She said this in a lower tone, as afraid of the uttered audacity of her own thought; and she walked off, as she spoke, towards the window once more, and stood with her back to Miss Goldthwaite, almost as if she wished to have done, again, with the topic. It was not easy for Leslie to speak out upon such things; it almost made her feel cross when she had done it.

"People mistake the true cause and effect, I think," said Delight Goldthwaite, "and so lose all the wonderful enforcement of that acted parable. It was not, 'Cursed be the fig-tree because I have found nothing thereon;' but, 'Let no fruit grow on thee, henceforward, forever.' It seems to me I can hear the tone of tender solemnity in which Jesus would say such words; knowing, as only he knew, all that they meant, and what should come, inevitably, of such a sentence. 'And presently the fig-tree withered away.' The life was nothing, any longer, from the moment when it might not be, what all life is, a reaching forward to the perfecting of some fruit. There was nothing to come, ever again, of all its greenness and beauty, and the greenness and beauty, which were only a form and a promise, ceased to be. It was the way he took to show his disciples, in a manner they should never forget, the inexorable condition upon which all life is given, and that the barren life, so soon as its barrenness is absolutely hopeless, becomes a literal death."

Leslie stood still, with her back to Miss Goldthwaite, and her face to the window. Her perplexity was changed, but hardly cleared. There were many things that crowded into her thoughts, and might have been spoken; but it was quite impossible for her to speak. Impossible on this topic, and she certainly could not speak, at once, on any other.

Many seconds of silence counted themselves between the two. Then Cousin Delight, feeling an intuition of much that held and hindered the young girl, spoke again. "Does this make life seem hard?"

"Yes," said Leslie then, with an effort that hoarsened her very voice, "frightful." And as she spoke, she turned again quickly, as if to be motionless longer were to invite more talk, and went over to the other window, where her bird-cage hung, and began to take down the glasses.

"Like all parables, it is manifold," said Delight gently. "There is a great hope in it, too."

Leslie was at her basin, now, turning the water faucet, to rinse and refill the little drinking-vessel.
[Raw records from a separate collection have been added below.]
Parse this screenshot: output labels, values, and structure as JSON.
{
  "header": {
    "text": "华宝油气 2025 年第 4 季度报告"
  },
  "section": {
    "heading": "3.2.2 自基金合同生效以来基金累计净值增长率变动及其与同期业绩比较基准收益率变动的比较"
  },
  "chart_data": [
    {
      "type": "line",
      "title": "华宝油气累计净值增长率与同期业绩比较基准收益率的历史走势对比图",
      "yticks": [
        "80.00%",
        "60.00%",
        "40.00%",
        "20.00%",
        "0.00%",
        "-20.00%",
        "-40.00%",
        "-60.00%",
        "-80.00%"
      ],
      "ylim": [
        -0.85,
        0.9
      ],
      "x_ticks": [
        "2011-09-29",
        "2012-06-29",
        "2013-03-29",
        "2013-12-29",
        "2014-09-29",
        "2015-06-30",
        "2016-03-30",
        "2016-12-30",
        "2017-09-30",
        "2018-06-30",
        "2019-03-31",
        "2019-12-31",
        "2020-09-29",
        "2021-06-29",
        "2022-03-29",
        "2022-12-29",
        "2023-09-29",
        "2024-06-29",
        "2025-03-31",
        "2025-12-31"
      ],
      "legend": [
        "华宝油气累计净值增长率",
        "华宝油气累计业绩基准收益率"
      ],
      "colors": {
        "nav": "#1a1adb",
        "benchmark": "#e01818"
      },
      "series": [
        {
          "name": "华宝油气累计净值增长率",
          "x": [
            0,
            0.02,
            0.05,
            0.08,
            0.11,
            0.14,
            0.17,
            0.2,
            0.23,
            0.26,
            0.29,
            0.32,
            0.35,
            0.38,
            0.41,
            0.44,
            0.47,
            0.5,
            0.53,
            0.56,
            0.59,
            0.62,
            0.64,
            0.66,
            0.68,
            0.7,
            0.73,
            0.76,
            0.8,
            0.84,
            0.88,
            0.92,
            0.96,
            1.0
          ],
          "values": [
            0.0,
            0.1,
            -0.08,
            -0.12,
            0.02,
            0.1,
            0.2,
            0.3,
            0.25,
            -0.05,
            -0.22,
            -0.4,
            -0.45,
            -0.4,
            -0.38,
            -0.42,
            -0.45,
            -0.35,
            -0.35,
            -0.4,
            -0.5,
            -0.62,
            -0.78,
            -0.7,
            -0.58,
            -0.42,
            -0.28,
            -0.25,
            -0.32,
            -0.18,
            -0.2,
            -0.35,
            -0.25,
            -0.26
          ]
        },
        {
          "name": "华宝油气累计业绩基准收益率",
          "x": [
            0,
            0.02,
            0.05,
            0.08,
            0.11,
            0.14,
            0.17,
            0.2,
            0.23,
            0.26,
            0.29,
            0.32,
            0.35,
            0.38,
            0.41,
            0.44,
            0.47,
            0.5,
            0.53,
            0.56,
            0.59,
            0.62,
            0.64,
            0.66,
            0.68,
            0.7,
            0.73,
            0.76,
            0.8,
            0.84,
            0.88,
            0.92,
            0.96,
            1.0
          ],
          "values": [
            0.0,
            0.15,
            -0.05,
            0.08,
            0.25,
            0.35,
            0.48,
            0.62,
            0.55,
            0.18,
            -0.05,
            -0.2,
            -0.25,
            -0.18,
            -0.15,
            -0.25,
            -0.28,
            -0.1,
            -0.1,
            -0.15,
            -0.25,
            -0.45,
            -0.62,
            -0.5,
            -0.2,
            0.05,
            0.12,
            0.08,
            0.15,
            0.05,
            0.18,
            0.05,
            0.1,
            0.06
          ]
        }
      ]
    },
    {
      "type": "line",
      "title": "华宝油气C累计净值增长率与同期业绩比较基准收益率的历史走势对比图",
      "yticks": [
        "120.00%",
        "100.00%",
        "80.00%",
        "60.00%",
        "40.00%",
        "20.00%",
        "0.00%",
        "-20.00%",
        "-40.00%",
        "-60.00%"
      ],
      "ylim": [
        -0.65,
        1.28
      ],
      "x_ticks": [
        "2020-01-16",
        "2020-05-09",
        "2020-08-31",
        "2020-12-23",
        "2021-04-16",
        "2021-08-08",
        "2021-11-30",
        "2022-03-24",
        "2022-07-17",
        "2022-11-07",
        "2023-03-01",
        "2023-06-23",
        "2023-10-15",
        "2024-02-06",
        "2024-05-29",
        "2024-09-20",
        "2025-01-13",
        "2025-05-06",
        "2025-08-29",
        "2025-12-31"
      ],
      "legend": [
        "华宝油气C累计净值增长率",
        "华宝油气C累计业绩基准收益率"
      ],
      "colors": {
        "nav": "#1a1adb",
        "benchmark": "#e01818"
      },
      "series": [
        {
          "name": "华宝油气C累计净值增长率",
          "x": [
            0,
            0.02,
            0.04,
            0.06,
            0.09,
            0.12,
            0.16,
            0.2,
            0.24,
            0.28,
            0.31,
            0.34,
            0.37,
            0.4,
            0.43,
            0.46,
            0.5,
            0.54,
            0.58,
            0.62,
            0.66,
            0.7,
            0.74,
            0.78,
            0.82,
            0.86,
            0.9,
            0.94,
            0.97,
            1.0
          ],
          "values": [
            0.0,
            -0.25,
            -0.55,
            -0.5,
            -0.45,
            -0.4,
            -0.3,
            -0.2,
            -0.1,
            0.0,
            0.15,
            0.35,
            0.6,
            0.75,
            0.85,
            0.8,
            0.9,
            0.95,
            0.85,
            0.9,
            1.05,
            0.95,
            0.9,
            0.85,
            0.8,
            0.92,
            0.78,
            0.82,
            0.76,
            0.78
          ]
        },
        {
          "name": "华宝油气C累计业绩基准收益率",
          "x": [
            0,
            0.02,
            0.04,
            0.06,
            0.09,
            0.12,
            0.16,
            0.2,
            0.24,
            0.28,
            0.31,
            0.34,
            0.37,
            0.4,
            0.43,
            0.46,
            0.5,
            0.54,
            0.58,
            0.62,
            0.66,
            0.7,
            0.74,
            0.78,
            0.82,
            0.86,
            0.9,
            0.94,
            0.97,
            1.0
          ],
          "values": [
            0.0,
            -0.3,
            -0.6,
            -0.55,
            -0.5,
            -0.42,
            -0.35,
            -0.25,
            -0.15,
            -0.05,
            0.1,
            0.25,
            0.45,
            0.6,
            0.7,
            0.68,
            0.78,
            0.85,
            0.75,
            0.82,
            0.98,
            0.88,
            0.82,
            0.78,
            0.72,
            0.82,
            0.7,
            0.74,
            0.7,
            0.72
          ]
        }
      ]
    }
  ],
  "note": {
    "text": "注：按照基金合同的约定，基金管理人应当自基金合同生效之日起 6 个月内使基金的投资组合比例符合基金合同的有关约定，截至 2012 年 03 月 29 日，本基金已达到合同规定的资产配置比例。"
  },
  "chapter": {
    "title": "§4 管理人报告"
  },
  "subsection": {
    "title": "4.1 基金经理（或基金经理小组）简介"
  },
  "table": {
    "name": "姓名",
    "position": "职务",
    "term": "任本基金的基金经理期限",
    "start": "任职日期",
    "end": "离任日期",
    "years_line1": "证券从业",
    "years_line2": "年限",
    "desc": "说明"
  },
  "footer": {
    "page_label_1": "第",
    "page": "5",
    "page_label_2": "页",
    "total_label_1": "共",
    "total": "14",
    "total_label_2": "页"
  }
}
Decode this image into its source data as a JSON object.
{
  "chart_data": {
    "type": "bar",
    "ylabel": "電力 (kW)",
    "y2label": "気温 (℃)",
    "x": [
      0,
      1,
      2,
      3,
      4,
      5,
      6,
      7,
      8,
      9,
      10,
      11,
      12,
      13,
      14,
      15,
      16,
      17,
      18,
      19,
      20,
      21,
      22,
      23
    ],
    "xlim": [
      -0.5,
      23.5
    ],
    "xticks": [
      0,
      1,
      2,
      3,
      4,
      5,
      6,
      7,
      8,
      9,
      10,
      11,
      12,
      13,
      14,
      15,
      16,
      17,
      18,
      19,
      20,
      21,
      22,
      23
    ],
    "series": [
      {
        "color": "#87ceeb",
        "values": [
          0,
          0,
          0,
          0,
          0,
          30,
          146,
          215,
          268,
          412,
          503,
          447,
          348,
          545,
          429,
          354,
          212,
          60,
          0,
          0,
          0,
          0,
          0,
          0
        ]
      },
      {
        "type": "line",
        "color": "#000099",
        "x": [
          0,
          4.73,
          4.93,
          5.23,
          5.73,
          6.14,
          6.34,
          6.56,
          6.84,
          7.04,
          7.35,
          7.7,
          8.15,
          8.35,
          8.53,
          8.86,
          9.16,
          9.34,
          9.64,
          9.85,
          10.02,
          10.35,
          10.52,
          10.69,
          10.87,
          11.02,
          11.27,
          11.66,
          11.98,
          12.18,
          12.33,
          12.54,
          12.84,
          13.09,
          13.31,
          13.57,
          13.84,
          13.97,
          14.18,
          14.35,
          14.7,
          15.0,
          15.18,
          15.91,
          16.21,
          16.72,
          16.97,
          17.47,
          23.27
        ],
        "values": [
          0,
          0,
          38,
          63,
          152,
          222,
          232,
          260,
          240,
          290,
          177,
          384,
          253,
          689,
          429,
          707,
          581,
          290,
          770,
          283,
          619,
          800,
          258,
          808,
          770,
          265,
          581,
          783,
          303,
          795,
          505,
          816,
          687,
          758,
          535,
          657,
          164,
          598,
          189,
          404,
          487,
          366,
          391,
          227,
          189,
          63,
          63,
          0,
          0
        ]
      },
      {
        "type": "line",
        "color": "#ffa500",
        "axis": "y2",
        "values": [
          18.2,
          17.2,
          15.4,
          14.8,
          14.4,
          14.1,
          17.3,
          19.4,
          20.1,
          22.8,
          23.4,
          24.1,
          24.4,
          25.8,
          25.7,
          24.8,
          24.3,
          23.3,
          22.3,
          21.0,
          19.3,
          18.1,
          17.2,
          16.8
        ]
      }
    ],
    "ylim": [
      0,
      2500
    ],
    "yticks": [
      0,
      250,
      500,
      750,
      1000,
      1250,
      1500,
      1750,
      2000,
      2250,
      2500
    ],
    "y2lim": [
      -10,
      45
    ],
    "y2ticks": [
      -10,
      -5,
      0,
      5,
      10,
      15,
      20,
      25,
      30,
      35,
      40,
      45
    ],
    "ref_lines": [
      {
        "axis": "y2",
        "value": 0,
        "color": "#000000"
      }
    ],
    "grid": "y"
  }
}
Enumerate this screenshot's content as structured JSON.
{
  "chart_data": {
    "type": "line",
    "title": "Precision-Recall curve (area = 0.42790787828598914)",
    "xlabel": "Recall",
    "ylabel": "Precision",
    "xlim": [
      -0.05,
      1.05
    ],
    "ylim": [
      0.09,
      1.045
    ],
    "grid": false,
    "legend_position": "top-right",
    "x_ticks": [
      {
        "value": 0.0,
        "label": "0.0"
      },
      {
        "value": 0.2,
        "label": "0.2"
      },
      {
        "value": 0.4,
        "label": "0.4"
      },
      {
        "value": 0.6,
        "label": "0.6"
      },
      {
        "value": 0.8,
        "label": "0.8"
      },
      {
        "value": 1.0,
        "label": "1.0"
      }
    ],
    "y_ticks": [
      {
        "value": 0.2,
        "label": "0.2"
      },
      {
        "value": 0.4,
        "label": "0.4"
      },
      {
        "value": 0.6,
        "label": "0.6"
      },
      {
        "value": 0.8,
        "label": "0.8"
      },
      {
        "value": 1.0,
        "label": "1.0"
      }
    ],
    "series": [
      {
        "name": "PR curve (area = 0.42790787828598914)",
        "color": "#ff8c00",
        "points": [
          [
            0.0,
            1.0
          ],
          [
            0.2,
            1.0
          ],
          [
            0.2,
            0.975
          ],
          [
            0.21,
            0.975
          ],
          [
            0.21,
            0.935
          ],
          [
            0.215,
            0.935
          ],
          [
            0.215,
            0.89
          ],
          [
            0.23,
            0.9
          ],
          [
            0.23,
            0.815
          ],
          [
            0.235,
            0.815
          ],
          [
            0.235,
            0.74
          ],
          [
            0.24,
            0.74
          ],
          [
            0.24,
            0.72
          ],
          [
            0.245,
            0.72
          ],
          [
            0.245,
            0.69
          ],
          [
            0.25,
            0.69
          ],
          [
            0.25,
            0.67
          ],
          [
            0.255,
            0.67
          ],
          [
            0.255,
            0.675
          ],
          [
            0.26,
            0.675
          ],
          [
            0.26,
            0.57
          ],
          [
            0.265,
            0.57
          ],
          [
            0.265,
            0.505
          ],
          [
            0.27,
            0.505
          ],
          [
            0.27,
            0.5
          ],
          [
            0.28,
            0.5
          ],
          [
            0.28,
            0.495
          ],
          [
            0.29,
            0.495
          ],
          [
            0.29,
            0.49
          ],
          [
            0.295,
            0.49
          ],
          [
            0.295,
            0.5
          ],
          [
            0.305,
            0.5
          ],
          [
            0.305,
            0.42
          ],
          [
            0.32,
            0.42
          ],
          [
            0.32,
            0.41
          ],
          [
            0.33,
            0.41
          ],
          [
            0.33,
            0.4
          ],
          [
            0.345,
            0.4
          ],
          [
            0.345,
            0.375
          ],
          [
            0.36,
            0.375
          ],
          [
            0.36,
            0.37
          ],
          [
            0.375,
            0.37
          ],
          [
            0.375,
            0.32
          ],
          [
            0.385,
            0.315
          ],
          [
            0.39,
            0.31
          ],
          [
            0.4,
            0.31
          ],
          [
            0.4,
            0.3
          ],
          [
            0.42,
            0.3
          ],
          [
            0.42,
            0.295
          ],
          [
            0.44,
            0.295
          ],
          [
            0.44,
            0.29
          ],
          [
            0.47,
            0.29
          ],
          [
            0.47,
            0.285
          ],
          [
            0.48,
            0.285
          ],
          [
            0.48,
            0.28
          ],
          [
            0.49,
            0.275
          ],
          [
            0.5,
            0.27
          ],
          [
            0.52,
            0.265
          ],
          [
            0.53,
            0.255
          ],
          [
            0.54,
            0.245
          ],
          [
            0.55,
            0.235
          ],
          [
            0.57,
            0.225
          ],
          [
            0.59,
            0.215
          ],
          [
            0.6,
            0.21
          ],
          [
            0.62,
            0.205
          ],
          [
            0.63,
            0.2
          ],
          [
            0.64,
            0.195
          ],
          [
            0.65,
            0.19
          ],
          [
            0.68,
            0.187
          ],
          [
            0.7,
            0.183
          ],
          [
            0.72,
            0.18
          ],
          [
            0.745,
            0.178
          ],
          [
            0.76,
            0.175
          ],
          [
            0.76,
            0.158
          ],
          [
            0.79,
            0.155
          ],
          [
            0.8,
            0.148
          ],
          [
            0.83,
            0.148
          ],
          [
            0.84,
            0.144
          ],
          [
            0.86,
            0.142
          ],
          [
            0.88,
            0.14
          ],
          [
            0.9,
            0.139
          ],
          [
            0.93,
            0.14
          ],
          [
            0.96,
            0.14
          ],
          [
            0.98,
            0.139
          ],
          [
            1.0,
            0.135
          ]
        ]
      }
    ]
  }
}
She handled the things quietly, but she made no pause.

"It shows that, while we see the leaf, we may have hope of the fruit, in ourselves or in others."

She could not see Leslie's face. If she had, she would have perceived a quick lifting and lightening upon it; then a questioning that would not very long be repressed to silence.

The glasses were put in the cage again, and presently Leslie came back to a little low seat by Miss Goldthwaite's side, which she had been occupying before all this talk began. "Other people puzzle me as much as myself," she said. "I think the whole world is running to leaves, sometimes."